Buoyed by rising tide of Aubagio scripts, Sanofi aims for €2B in MS sales

Sanofi's ($SNY) Aubagio seemed destined to be the overlooked middle child of oral multiple sclerosis therapies: Overshadowed from birth by Novartis' ($NVS) first-to-market MS pill Gilenya, Aubagio quickly had to contend with a precocious younger rival, Biogen's ($BIIB) Tecfidera.

But Aubagio may be stepping out of those shadows. For the third quarter, Aubagio brought in €225 million ($247 million), an amount easily dwarfed by Gilenya's $696 million and Tecfidera's $937 million. But that was a major leap for Aubagio--81%--compared with slowing growth for the other two meds.

And Sanofi touted that fact during its "meet management" presentations Friday. Aubagio's market share has ramped upward this year as Gilenya and now, Tecfidera, have leveled off. Aubagio still only has about 6% of total oral MS scripts--compared with Gilenya's 10% and Tecfidera's 21%--but Sanofi sees the growth trajectory continuing.

That's partly because, at least for now, Aubagio is the only MS pill that doesn't have any associated reports of a rare brain infection, progressive multifocal leukoencephalopathy (PML), that has cropped up in patients on Gilenya and Tecfidera. Biogen CEO George Scangos blames the Tecfidera sales slowdown on the FDA's cautionary announcement last year about PML case reports; in August, scientists predicted more cases and called for Tecfidera patients to be monitored for the virus that can trigger it.

And Sanofi points to some clinical data that it thinks can help make Aubagio's case: In the TOPIC study, Aubagio beat placebo at staving off relapses in patients experiencing their first MS symptoms; its rivals don't have data in early MS. The drug also has some new data showing delays in disability progression, Sanofi points out, and another study showed that it slowed the loss of brain volume in patients with the relapsing form of the disease.

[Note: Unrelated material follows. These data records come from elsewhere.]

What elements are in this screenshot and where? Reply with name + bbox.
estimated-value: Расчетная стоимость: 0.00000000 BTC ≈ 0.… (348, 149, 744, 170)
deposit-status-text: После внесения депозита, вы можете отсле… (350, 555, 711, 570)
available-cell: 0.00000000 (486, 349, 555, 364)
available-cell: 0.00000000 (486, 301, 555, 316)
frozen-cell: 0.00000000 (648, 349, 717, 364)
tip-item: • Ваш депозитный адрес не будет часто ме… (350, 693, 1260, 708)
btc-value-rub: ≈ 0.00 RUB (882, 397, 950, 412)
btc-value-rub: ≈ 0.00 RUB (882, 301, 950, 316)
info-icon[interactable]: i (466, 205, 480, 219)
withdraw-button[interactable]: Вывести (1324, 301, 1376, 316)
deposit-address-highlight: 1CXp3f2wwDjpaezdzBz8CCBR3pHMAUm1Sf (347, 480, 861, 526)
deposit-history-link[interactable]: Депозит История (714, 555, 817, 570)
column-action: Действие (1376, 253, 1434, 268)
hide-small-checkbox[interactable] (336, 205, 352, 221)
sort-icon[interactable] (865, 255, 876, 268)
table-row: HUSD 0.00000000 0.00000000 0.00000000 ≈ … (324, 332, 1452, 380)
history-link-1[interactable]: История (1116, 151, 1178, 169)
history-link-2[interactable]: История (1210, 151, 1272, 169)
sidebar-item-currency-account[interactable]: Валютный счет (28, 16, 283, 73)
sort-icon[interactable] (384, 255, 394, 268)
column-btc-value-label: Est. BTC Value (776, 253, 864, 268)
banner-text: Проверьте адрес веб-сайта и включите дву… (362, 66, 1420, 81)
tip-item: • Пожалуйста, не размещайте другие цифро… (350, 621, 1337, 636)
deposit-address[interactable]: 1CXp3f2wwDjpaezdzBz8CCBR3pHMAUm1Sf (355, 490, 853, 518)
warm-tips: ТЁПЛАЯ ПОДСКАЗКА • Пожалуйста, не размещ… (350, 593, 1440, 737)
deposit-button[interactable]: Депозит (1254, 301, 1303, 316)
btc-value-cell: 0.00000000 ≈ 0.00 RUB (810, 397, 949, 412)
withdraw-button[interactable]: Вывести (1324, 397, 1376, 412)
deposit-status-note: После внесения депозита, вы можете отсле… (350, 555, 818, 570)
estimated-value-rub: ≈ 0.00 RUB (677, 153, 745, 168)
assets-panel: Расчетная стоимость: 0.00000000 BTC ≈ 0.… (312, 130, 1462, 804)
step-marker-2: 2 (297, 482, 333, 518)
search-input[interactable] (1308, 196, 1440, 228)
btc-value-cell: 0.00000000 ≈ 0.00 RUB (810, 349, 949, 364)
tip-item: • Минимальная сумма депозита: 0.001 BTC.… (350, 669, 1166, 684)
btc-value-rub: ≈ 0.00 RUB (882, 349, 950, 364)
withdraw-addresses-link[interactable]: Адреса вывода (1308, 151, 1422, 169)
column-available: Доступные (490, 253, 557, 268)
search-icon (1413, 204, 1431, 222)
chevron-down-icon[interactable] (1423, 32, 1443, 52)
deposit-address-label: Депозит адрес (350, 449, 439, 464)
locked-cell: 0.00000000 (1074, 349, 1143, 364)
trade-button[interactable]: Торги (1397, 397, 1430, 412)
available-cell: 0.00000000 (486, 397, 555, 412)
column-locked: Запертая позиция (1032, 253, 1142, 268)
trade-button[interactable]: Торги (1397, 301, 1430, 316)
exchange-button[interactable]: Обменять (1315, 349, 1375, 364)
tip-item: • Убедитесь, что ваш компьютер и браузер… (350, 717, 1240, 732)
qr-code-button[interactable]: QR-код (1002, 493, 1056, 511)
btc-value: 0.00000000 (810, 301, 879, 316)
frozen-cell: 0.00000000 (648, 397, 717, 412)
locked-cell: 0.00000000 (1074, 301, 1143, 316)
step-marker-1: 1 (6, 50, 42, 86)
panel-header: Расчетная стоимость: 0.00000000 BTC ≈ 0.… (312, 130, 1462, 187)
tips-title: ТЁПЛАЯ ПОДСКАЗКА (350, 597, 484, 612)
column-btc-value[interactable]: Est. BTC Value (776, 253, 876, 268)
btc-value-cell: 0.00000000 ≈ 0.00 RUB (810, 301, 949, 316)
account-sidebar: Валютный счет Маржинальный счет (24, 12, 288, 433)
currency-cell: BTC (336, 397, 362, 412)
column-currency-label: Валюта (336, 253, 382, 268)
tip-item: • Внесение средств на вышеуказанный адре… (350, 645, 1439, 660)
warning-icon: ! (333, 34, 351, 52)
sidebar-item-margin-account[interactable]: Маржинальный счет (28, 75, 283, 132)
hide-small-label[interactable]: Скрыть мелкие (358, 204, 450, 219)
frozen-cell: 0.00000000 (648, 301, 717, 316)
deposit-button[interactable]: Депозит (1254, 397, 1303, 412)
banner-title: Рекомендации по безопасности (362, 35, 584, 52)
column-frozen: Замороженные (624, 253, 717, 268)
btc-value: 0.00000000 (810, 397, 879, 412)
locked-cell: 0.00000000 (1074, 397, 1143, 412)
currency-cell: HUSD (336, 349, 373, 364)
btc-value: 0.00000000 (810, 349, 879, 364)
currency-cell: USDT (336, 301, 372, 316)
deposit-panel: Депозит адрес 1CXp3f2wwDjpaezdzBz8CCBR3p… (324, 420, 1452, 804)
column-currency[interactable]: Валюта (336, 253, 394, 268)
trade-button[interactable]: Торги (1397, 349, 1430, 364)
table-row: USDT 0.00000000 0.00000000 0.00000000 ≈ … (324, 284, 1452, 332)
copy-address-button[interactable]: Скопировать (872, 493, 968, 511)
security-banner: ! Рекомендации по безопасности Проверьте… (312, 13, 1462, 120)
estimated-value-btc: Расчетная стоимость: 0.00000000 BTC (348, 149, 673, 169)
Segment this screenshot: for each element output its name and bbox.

At the 12-month mark in the latter study, presented last month at the Congress of the European Committee for Treatment and Research in Multiple Sclerosis, the drug slowed brain loss 36.9% more than placebo with a 14-mg dose and 34.4% with a 7-mg dose. After 24 months, the differences were 30.6% and 27.6% respectively. The company said that adverse effects, including nausea and alopecia, were about the same for Aubagio patients as for those taking placebo.

On Friday, Sanofi said it's aiming to grow its MS franchise to €2 billion by 2020, mostly on growth from Aubagio and the even newer intravenous med Lemtrada, but partly on in-development biologics Sanofi hopes will prove to help restore the myelin sheath that protects healthy nerves, rather than slowing its destruction as current immune-modulating drugs do.

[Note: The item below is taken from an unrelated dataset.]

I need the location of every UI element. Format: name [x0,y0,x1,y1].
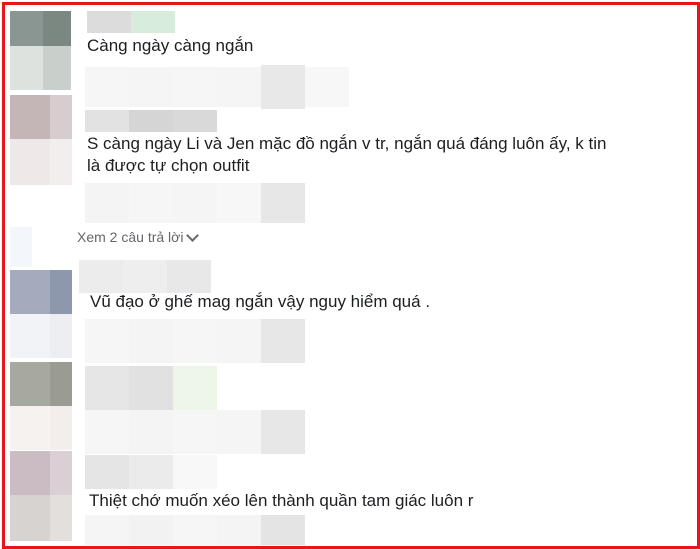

Of course, Sanofi isn't operating in a market vacuum; Novartis and Biogen have their own hopes for their pills, and injectable therapies--new and old--will be battling to win back the market share lost to oral meds over the past few years. Roche ($RHHBY) has a potential game-changer in ocrelizumab, which is the only MS therapy that can boast positive data in the hard-to-treat progressive form of the disease. Due for an FDA submission early next year, the Roche med could not only ran up sales in progressive MS, but that data could also help it charge into the relapsing market, analysts say. Bernstein's Tim Anderson, for instance, figures the Roche med could compete even as a first-line therapy.